TBMM Başkanvekili Sadık Yakut, yasa dışı dinleme iddialarıyla ilgili olarak, “Türkiye’de hukuk dışında yapılan herşey yanlıştır. Zaten delil olarak hiçbir yerde değerlendirilemez. Dinlenen her kimse hukuk dışı yapılmışsa bunlar teker teker dinleyen kişiler hakkında hem cezai hem de tazminat anlamında davaları açarlar ve kazanırlar da” dedi.

Başbakan Recep Tayyip Erdoğan’ın AK Parti Genel Merkezi’nde partisinin milletvekilleriyle kahvaltıda toplantıda biraraya geliyor.

Başbakan Erdoğan’ın kendilerine vereceği yemeğe katılmak üzere AK Parti Genel Merkezi’ne gelen milletvekilleri gazetecilerin gündeme ilişkin sorularını cevaplandırdı.

Bir gazetede yayınlanan 7 bin kişinin yasa dışı yollarda dinlendiği iddialarıyla ilgili olarak dinleme TBMM Başkanvekili Sadık Yakut, Türkiye’de hukuk dışı yapılan herşey yanlış olduğunu söyledi.
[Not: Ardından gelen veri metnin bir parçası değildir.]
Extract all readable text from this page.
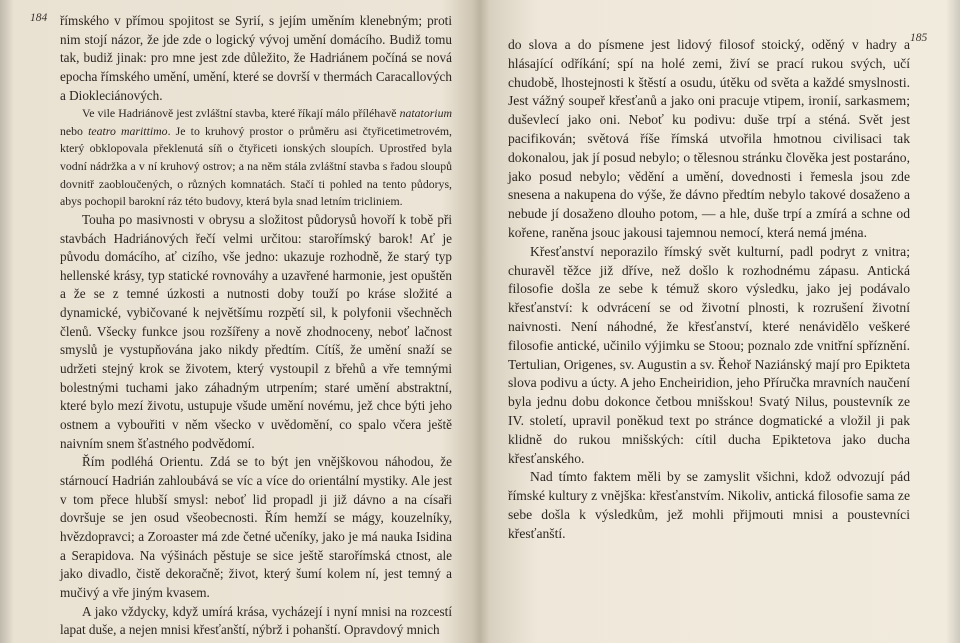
184 římského v přímou spojitost se Syrií, s jejím uměním klenebným; proti nim stojí názor, že jde zde o logický vývoj umění domácího. Budiž tomu tak, budiž jinak: pro mne jest zde důležito, že Hadriánem počíná se nová epocha římského umění, umění, které se dovrší v thermách Caracallových a Diokleciánových.

Ve vile Hadriánově jest zvláštní stavba, které říkají málo příléhavě natatorium nebo teatro marittimo. Je to kruhový prostor o průměru asi čtyřicetimetrovém, který obklopovala překlenutá síň o čtyřiceti ionských sloupích. Uprostřed byla vodní nádržka a v ní kruhový ostrov; a na něm stála zvláštní stavba s řadou sloupů dovnitř zaobloučených, o různých komnatách. Stačí ti pohled na tento půdorys, abys pochopil barokní ráz této budovy, která byla snad letním tricliniem.

Touha po masivnosti v obrysu a složitost půdorysů hovoří k tobě při stavbách Hadriánových řečí velmi určitou: starořímský barok! Ať je původu domácího, ať cizího, vše jedno: ukazuje rozhodně, že starý typ hellenské krásy, typ statické rovnováhy a uzavřené harmonie, jest opuštěn a že se z temné úzkosti a nutnosti doby touží po kráse složité a dynamické, vybičované k největšímu rozpětí sil, k polyfonii všechněch členů. Všecky funkce jsou rozšířeny a nově zhodnoceny, neboť lačnost smyslů je vystupňována jako nikdy předtím. Cítíš, že umění snaží se udržeti stejný krok se životem, který vystoupil z břehů a vře temnými bolestnými tuchami jako záhadným utrpením; staré umění abstraktní, které bylo mezí životu, ustupuje všude umění novému, jež chce býti jeho ostnem a vybouřiti v něm všecko v uvědomění, co spalo včera ještě naivním snem šťastného podvědomí.

Řím podléhá Orientu. Zdá se to být jen vnějškovou náhodou, že stárnoucí Hadrián zahloubává se víc a více do orientální mystiky. Ale jest v tom přece hlubší smysl: neboť lid propadl ji již dávno a na císaři dovršuje se jen osud všeobecnosti. Řím hemží se mágy, kouzelníky, hvězdopravci; a Zoroaster má zde četné učeníky, jako je má nauka Isidina a Serapidova. Na výšinách pěstuje se sice ještě starořímská ctnost, ale jako divadlo, čistě dekoračně; život, který šumí kolem ní, jest temný a mučivý a vře jiným kvasem.

A jako vždycky, když umírá krása, vycházejí i nyní mnisi na rozcestí lapat duše, a nejen mnisi křesťanští, nýbrž i pohanští. Opravdový mnich

185

do slova a do písmene jest lidový filosof stoický, oděný v hadry a hlásající odříkání; spí na holé zemi, živí se prací rukou svých, učí chudobě, lhostejnosti k štěstí a osudu, útěku od světa a každé smyslnosti. Jest vážný soupeř křesťanů a jako oni pracuje vtipem, ironií, sarkasmem; duševlecí jako oni. Neboť ku podivu: duše trpí a sténá. Svět jest pacifikován; světová říše římská utvořila hmotnou civilisaci tak dokonalou, jak jí posud nebylo; o tělesnou stránku člověka jest postaráno, jako posud nebylo; vědění a umění, dovednosti i řemesla jsou zde snesena a nakupena do výše, že dávno předtím nebylo takové dosaženo a nebude jí dosaženo dlouho potom, — a hle, duše trpí a zmírá a schne od kořene, raněna jsouc jakousi tajemnou nemocí, která nemá jména.

Křesťanství neporazilo římský svět kulturní, padl podryt z vnitra; churavěl těžce již dříve, než došlo k rozhodnému zápasu. Antická filosofie došla ze sebe k témuž skoro výsledku, jako jej podávalo křesťanství: k odvrácení se od životní plnosti, k rozrušení životní naivnosti. Není náhodné, že křesťanství, které nenávidělo veškeré filosofie antické, učinilo výjimku se Stoou; poznalo zde vnitřní spříznění. Tertulian, Origenes, sv. Augustin a sv. Řehoř Naziánský mají pro Epikteta slova podivu a úcty. A jeho Encheiridion, jeho Příručka mravních naučení byla jednu dobu dokonce četbou mnišskou! Svatý Nilus, poustevník ze IV. století, upravil poněkud text po stránce dogmatické a vložil ji pak klidně do rukou mnišských: cítil ducha Epiktetova jako ducha křesťanského.

Nad tímto faktem měli by se zamyslit všichni, kdož odvozují pád římské kultury z vnějška: křesťanstvím. Nikoliv, antická filosofie sama ze sebe došla k výsledkům, jež mohli přijmouti mnisi a poustevníci křesťanští.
“GELDİĞİMİZ NOKTA TÜRKİYE’YE YAKIŞMIYOR”

Bu dinlemelerin bir olayın takip edilmesi ve hakim kararları olmadan yapılması durumunda hukuk dışı olduğunu belirten Yakut, “Zaten delil olarak hiçbir yerde değerlendirilemez. Temel hak ve hürriyetlerin genişletilmesi anlamında bizim yaptığımız yasalara da aykırı. Kişilik haklarına saldırıdır. Dolayısıyla dinlenen her kimse hukuk dışı yapılmışsa bunlar teker teker dinleyen kişiler hakkında hem cezai hem de tazminat anlamında davalarını açarlar ve kazanırlarda. Ama Türkiye’nin bu noktaya gelmesi yani hukuk dışı yapılanmalarla gerek adliyelerde gerekse emniyetteki haksız ve hukuksuz bir şekilde insanların dinlenmesi doğrusu geldiğimiz noktada Türkiye’ye yakışmıyor diyorum” diye konuştu.

“BÜYÜK BİR VAHAMET”

Eski Sağlık Bakanı Recep Akdağ ise yasa dışı dinlemelerle ilgili, şunları söyledi:

“Kim yasadışı olarak dinlenmişse kuşkusuz bunu yapanlar hukuku ağır bir biçimde çiğnemiş oluyorlar. Bu haberler üzerine hukukun harekete geçip meseleyi incelemesi gerekiyor. Henüz bakmadım. Benim ismimin olup olmaması önemli değil. Bu kadar çok insan yasadışı dinlenmişse bu gerçekten büyük bir vehamet ve hukukun gereğince bunun üzerine gitmesi gerekiyor.”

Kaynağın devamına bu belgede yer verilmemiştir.